While the industry in Canada feels picked on—the Canadian Vintners Association notes that the EU subsidizes its own producers to the tune of $2 billion a year and has never challenged “similar” tax rebate programs in the United States and Australia—the complaint may have some merit.
The Canadian Vintners Association argues that the tax exemption in Canada took its lead from U.S. policy, but the U.S. program operates through a system of tax credits that merely reduce excise taxes, whereas Canada’s provides an outright exemption.
More important, the exemption treats domestic and foreign product differently.
“If they change their tax rate based on where the grapes come from, that does not sound WTO-consistent to me,” said Robert Hamilton, trade representative for Washington State’s governor. Hamilton undertakes an annual review of agricultural trade barriers, and said giving preferential treatment to domestic products wouldn’t fly in Washington State.
“[There’s] not even a faint glimmer of possibility that we treat Washington grapes differently from foreign grapes,” he said. “It’s blatantly trade-distorting.”
Dan Paszkowski, president of the Canadian Vintners Association, admits that preferential treatment for domestic products is unacceptable under WTO rules, and says this is the nub of the EU’s complaint.
“That is their dispute in principle – that Canadian wine is being taxed differently than imports, and under WTO rules it states that if you have a like product they should be treated the same,” Paszkowski said.
But he feels Canada is being treated unfairly, and wonders if the glut facing producers in Europe is a factor. The situation in Europe is so bad that the EU announced plans last summer to distill 560 million liters of French and Italian wine into industrial-grade alcohol. It has also passed a moratorium on new grape plantings until 2010.
Meanwhile, a growing industry in Canada is eager to put the tax exemption to use.
“The exemption of the excise tax on the bottom line will certainly help us do some of the things we want to do with the building, with the equipment, and also with the vineyard,” said George Heiss, Sr., of Gray Monk Estate Winery just north of Kelowna in British Columbia’s Okanagan Valley. “Any help we can get is appreciated. Taking that away also puts the grower in jeopardy, because if the winery can’t function, they don’t need the grapes.”
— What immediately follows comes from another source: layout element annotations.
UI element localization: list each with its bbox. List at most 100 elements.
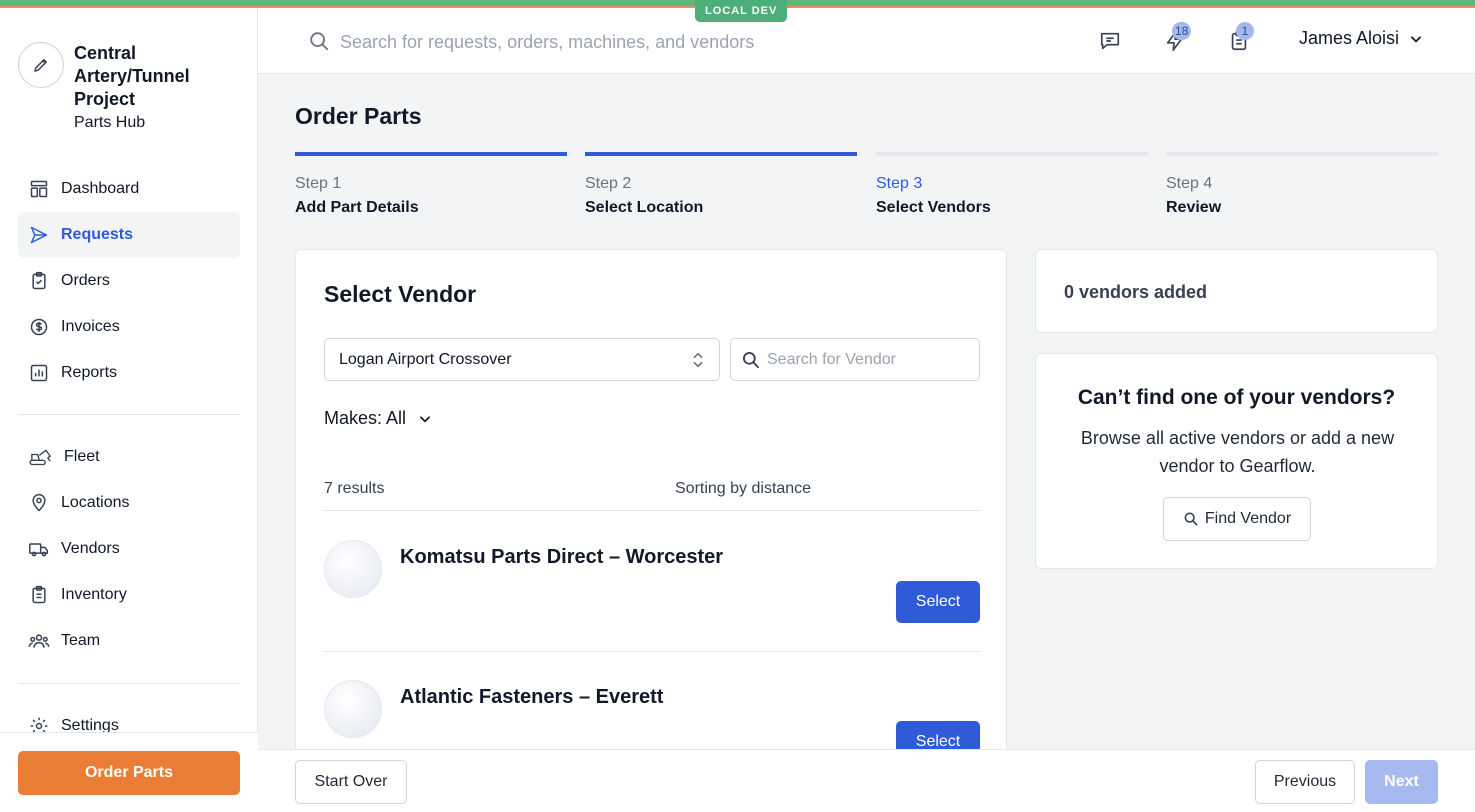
sidebar-divider: [18, 683, 240, 684]
start-over-button[interactable]: Start Over: [295, 760, 407, 804]
step-label: Review: [1166, 199, 1222, 216]
sidebar-item-label: Inventory: [61, 586, 127, 603]
search-icon: [1183, 511, 1199, 527]
sidebar-item-label: Orders: [61, 272, 110, 289]
env-badge: LOCAL DEV: [695, 0, 788, 22]
step-label: Select Location: [585, 199, 704, 216]
org-avatar[interactable]: [18, 42, 64, 88]
sorting-label: Sorting by distance: [675, 480, 812, 497]
select-vendor-card: Select Vendor Logan Airport Crossover Ma…: [295, 249, 1007, 769]
map-pin-icon: [28, 492, 50, 514]
sidebar-item-label: Dashboard: [61, 180, 140, 197]
sidebar-item-invoices[interactable]: Invoices: [18, 304, 240, 350]
chat-icon: [1100, 32, 1120, 50]
step-number: Step 2: [585, 175, 632, 192]
step-progress-bar: [1166, 152, 1438, 156]
location-select-value: Logan Airport Crossover: [339, 350, 512, 368]
notifications-badge: 18: [1172, 22, 1192, 40]
chart-icon: [28, 362, 50, 384]
user-name: James Aloisi: [1299, 28, 1400, 48]
step-number: Step 4: [1166, 175, 1213, 192]
sidebar-item-label: Invoices: [61, 318, 120, 335]
find-vendor-button[interactable]: Find Vendor: [1163, 497, 1311, 541]
users-icon: [28, 630, 50, 652]
excavator-icon: [28, 446, 54, 468]
sidebar-item-label: Locations: [61, 494, 130, 511]
sidebar-item-dashboard[interactable]: Dashboard: [18, 166, 240, 212]
next-button[interactable]: Next: [1365, 760, 1438, 804]
search-icon: [743, 352, 759, 368]
step-1[interactable]: Step 1 Add Part Details: [295, 152, 567, 217]
sidebar-item-fleet[interactable]: Fleet: [18, 434, 240, 480]
step-label: Add Part Details: [295, 199, 419, 216]
step-2[interactable]: Step 2 Select Location: [585, 152, 857, 217]
tasks-button[interactable]: 1: [1226, 22, 1254, 54]
step-progress-bar: [876, 152, 1148, 156]
order-parts-button[interactable]: Order Parts: [18, 751, 240, 795]
sidebar-item-label: Reports: [61, 364, 118, 381]
search-icon: [308, 30, 330, 57]
primary-nav: Dashboard Requests Orders Invoices Repor…: [18, 166, 240, 396]
vendor-avatar: [324, 680, 382, 738]
step-label: Select Vendors: [876, 199, 991, 216]
pencil-icon: [34, 59, 47, 72]
sidebar-divider: [18, 414, 240, 415]
vendor-search-box: [730, 338, 980, 381]
step-progress-bar: [585, 152, 857, 156]
step-4[interactable]: Step 4 Review: [1166, 152, 1438, 217]
sidebar-item-requests[interactable]: Requests: [18, 212, 240, 258]
org-name: Central Artery/Tunnel Project: [74, 43, 190, 109]
org-subtitle: Parts Hub: [74, 114, 146, 131]
find-vendor-description: Browse all active vendors or add a new v…: [1080, 428, 1395, 476]
secondary-nav: Fleet Locations Vendors Inventory Team: [18, 434, 240, 664]
vendors-added-count: 0 vendors added: [1064, 282, 1208, 302]
user-menu[interactable]: James Aloisi: [1299, 28, 1423, 49]
location-select[interactable]: Logan Airport Crossover: [324, 338, 720, 381]
previous-button[interactable]: Previous: [1255, 760, 1355, 804]
chevron-down-icon: [1411, 35, 1422, 42]
vendor-name: Atlantic Fasteners – Everett: [400, 686, 664, 708]
updown-chevron-icon: [693, 352, 703, 368]
step-number: Step 1: [295, 175, 342, 192]
step-number: Step 3: [876, 175, 923, 192]
sidebar-item-reports[interactable]: Reports: [18, 350, 240, 396]
vendors-added-card: 0 vendors added: [1035, 249, 1438, 333]
global-search-input[interactable]: [340, 26, 940, 58]
sidebar: Central Artery/Tunnel Project Parts Hub …: [0, 8, 258, 812]
tasks-badge: 1: [1236, 22, 1254, 40]
find-vendor-card: Can’t find one of your vendors? Browse a…: [1035, 353, 1438, 569]
makes-filter-label: Makes: All: [324, 408, 407, 428]
page-title: Order Parts: [295, 103, 422, 129]
send-icon: [28, 224, 50, 246]
vendor-name: Komatsu Parts Direct – Worcester: [400, 546, 724, 568]
sidebar-item-vendors[interactable]: Vendors: [18, 526, 240, 572]
sidebar-item-team[interactable]: Team: [18, 618, 240, 664]
results-header: 7 results Sorting by distance: [324, 480, 980, 511]
sidebar-item-inventory[interactable]: Inventory: [18, 572, 240, 618]
dollar-icon: [28, 316, 50, 338]
step-3[interactable]: Step 3 Select Vendors: [876, 152, 1148, 217]
clipboard-list-icon: [28, 584, 50, 606]
wizard-footer: Start Over Previous Next: [258, 749, 1475, 812]
vendor-search-input[interactable]: [767, 349, 967, 371]
top-header: 18 1 James Aloisi: [258, 8, 1475, 74]
sidebar-item-label: Vendors: [61, 540, 120, 557]
makes-filter[interactable]: Makes: All: [324, 408, 432, 429]
activity-button[interactable]: 18: [1162, 22, 1192, 54]
select-vendor-title: Select Vendor: [324, 281, 477, 307]
find-vendor-button-label: Find Vendor: [1204, 510, 1292, 527]
sidebar-item-orders[interactable]: Orders: [18, 258, 240, 304]
sidebar-item-label: Fleet: [64, 448, 100, 465]
sidebar-bottom: Order Parts: [0, 732, 258, 812]
clipboard-check-icon: [28, 270, 50, 292]
sidebar-item-label: Team: [61, 632, 101, 649]
step-progress-bar: [295, 152, 567, 156]
find-vendor-title: Can’t find one of your vendors?: [1077, 386, 1396, 409]
vendor-row: Komatsu Parts Direct – Worcester Select: [324, 512, 980, 652]
select-vendor-button[interactable]: Select: [896, 581, 980, 623]
messages-button[interactable]: [1097, 28, 1123, 54]
vendor-avatar: [324, 540, 382, 598]
sidebar-item-label: Requests: [61, 226, 134, 243]
chevron-down-icon: [420, 415, 430, 422]
sidebar-item-locations[interactable]: Locations: [18, 480, 240, 526]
Heiss thinks the EU sees Canada as an easy target.
“Canada has always been a weak link when it comes to trade negotiations, we always sort of backed off,” he said. “They wouldn’t pick on the States or Australia.”
But that could change if the current complaint is successful.
Paszkowski said the case could be a trial run prior to similar assaults on the rebate programs in place in the United States and Australia.
“That’s entirely possible,” he said. “There have been other major wine-producing jurisdictions that have put in place similar wine excise tax measures and have never been challenged at the World Trade Organization.”
It will be a while before the outcome of the current complaint is known, however.
Consultations on the tax break took place January 18 at the WTO headquarters in Geneva. The EU is now reviewing the information it gathered during the discussions and must decide if it wants to pursue a full-scale WTO panel review of the measure. Paszkowski doesn’t expect the EU to seek a review before late March.
This isn’t the first trade spat between Canada and Europe over wines.
Through the 1990s, Canada fought for the right to export ice wine to Europe. An agreement to open markets was reached in September 2003, at which time the Canadian Vintners Association heralded the accomplishment as giving Canada’s wine producers “more certain trade rules in the domestic marketplace and a framework for managing any future grievances in a more cooperative manner.”